Открыто действовавшие на сцене дирижеры хоров в «Живаго (Доктор)» и «Медее» задавали драматизм отношений «жизнь» – театр, самим присутствием на сцене их и руководимых ими хоров. По «указанию» дирижеров хор вступал в «диалог» с героями, возражая или, наоборот, соглашаясь, убеждая или поддерживая их. Выполняли они, конечно, и свою прямую функцию, обеспечивая слаженность звучания. При этом в дирижерском энтузиазме то и дело был виден актерский.

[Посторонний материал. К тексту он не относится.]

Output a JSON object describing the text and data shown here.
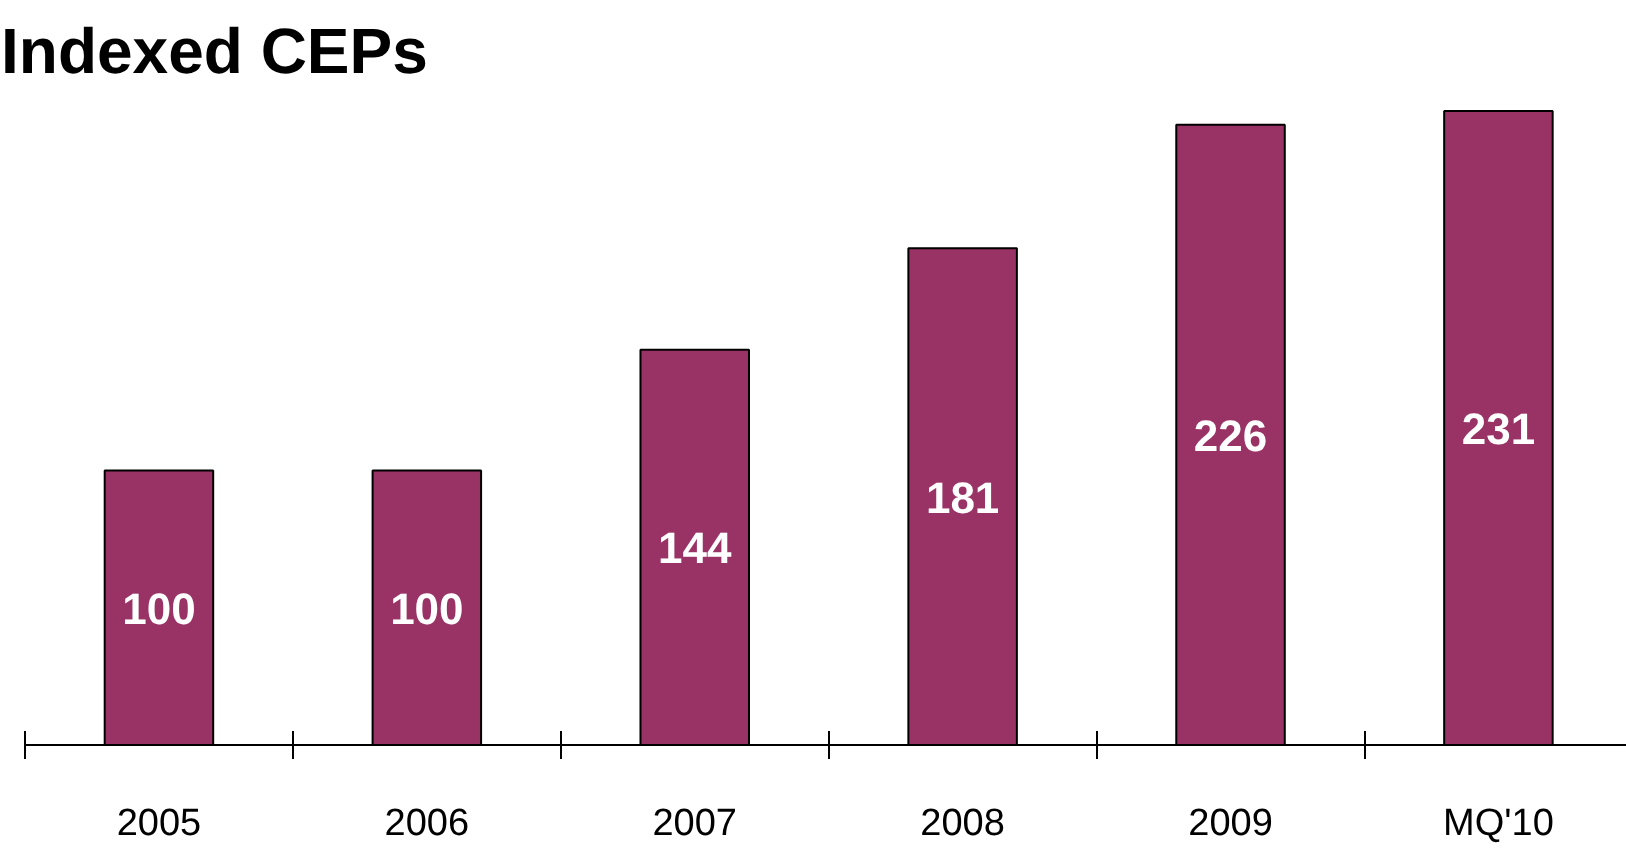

В Скотопригоньевске («Братья Карамазовы(Скотопригоньевск)» толкуют о любви к человеку и человечеству, о вере, смерти и бессмертии. И проживают жизнь, будто дают представление. Трагический балаган возникает уже в своего рода увертюре, где Иван (Сергей Трифонов), Дмитрий (Александр Цуркан) и Федор Павлович (Феликс Антипов) фарсово разыгрывают сцену отцеубийства. Пожарное ведро играет роль шутовского колпака, который поочередно оказывается то на одном, то на другом. В строительной люльке снова и снова появляется Федор Павлович с протянутыми ручками, пафосно обращаясь к Грушеньке, а потом вдруг опадает на перила, словно кукла, чей механизм отключился. Спектакль построен как судебное заседание, при этом разбирательство то и дело скатывается в фарс. Подпрыгивая-пританцовывая несется между первым рядом и сценой адвокат Фетюкович (Алексей Граббе) и затем обращается в зал с игривым предложением: «Позвольте анекдот…» Постоянно меняет личины персонаж, которого играет Владислав Маленко. Перед нами оказывается то Смердяков, то черт, то политический деятель, а то и все разом… Марионеткой выглядывает этот персонаж из-за спины очередного свидетеля. Своего рода примой провинциального театра предстает в напыщенных интонациях и жестах г-жа Хохлакова (Марина Полицеймако). В настоящее зрелище развертывается скандал, учиненный на суде Грушенькой (Анастасия Колпикова или Ирина Линдт), столкнувшейся с Катериной Ивановной (Анна Агапова). Отдельными «номерами» оборачиваются показания Ивана, Григория (Валентин Рыжий или Виталий Шаповалов), доктора Герценштубе (Эрвин Гааз), выступления прокурора (Константин Желдин или Всеволод Соболев) и защитника. Как своеобразная маска воспринимаются в этом контексте черные очки Ивана. Она, наряду с остальным, обнаруживает жесткую иронию режиссера по отношению к легенде о «русских мальчиках». Показательно, что, опустив целые мотивы романа, Любимов нашел в спектакле место эпизоду с Максимовым. Максимов (Эрвин Гааз) приглашен старшим Карамазовым поехать на ужин. Но Иван сталкивает Максимова с люльки, которая в данный момент играет роль коляски. И тотчас гаснет свет. Лишь луч выхватывает смешного и жалкого одинокого человечка-паяца. Последний, с пожарным колпаком на голове, сидя на куче песка, безнадежно отчаянно взывает: «А я, а как же я?»